Lincoln thought the Framers to be overly sanguine in their belief that the problem of ambition could be solved simply by arranging institutions that would constrain ambitious tyrants. The Framers seemed blind to the problem that future generations may well produce people like themselves, not content to live under an inherited system of government, but who would wish to create new modes and orders as a testimony to their own greatness. With the American Revolution successfully completed, the question that concerned Lincoln was what could be done to build on the success of the founding generation.

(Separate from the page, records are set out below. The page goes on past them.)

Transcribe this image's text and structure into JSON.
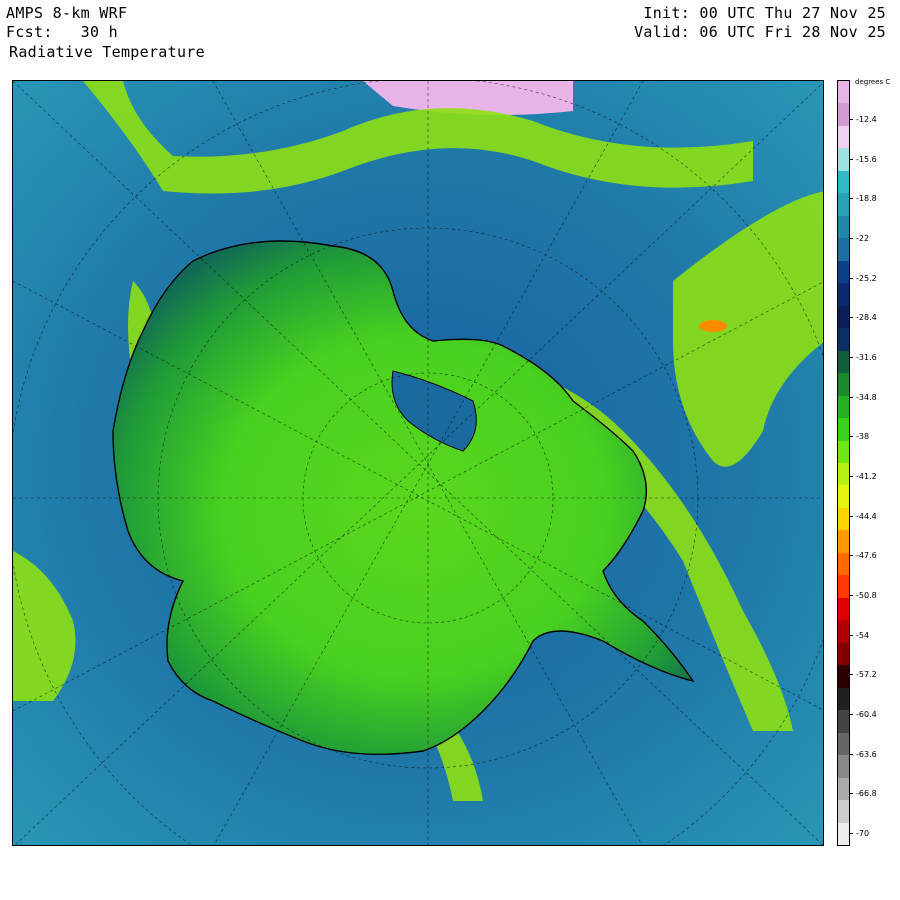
{
  "header": {
    "model": "AMPS 8-km WRF",
    "forecast": "Fcst:   30 h",
    "field": "Radiative Temperature",
    "init": "Init: 00 UTC Thu 27 Nov 25",
    "valid": "Valid: 06 UTC Fri 28 Nov 25"
  },
  "colorbar": {
    "units": "degrees C",
    "ticks": [
      "-12.4",
      "-15.6",
      "-18.8",
      "-22",
      "-25.2",
      "-28.4",
      "-31.6",
      "-34.8",
      "-38",
      "-41.2",
      "-44.4",
      "-47.6",
      "-50.8",
      "-54",
      "-57.2",
      "-60.4",
      "-63.6",
      "-66.8",
      "-70"
    ],
    "colors": [
      "#e8b4e8",
      "#d49ad4",
      "#f0d0f0",
      "#9fe0e0",
      "#33b7c8",
      "#2aa0b8",
      "#1f86a8",
      "#1a6ea0",
      "#0d3f8a",
      "#0a2a70",
      "#0a1e5a",
      "#0b2e66",
      "#0f5f3a",
      "#1a8a2a",
      "#27b024",
      "#3cd01c",
      "#70e616",
      "#b5f012",
      "#e6f50e",
      "#ffd400",
      "#ff9a00",
      "#ff6a00",
      "#ff3a00",
      "#e00000",
      "#b00000",
      "#800000",
      "#300000",
      "#202020",
      "#444444",
      "#666666",
      "#888888",
      "#aaaaaa",
      "#cccccc",
      "#eeeeee"
    ]
  },
  "map": {
    "ocean_color": "#2a8fb0",
    "ice_color": "#3fcf2a",
    "coast_color": "#000000"
  }
}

In the key passage of the Lyceum Address, Lincoln gives an in-depth psychological portrait of great ambition citing the three standard examples of Napoleon, Caesar and Alexander:

“But the game is caught; and I believe it is true, that with the catching, end the pleasures of the chase. This field of glory is harvested, and the crop is already appropriated. But new reapers will arise, and they too will seek a field. It is to deny what the history of the world tells us is true to suppose that men of ambition and talents will not continue to spring up amongst us. And when they do, they will as naturally seek the gratification of their ruling passion as others have so done before them. The question, then, is can that gratification be found in supporting and maintaining an edifice that has been erected by others? Most certainly it cannot. Many great and good men sufficiently qualified for any task they should undertake, may ever be found, whose ambition would aspire to nothing beyond a seat in Congress, a gubernatorial or a presidential chair; but such belong not to the family of the lion or the tribe of the eagle. What! Think you these places would satisfy an Alexander, a Caesar, or a Napoleon? Never! Towering genius disdains a beaten path. It seeks regions hitherto unexplored. It sees no distinction in adding story to story upon the monuments of fame erected to the memory of others. It denies that it is glory enough to serve under any chief. It scorns to tread in the footsteps of any predecessor, however illustrious. It thirsts and burns for distinction; and if possible, it will have it, whether at the expense of emancipating slaves or enslaving freemen. Is it unreasonable then to expect that some man possessed of the loftiest genius, coupled with ambition sufficient to push it to its utmost stretch, will at some time spring up among us?”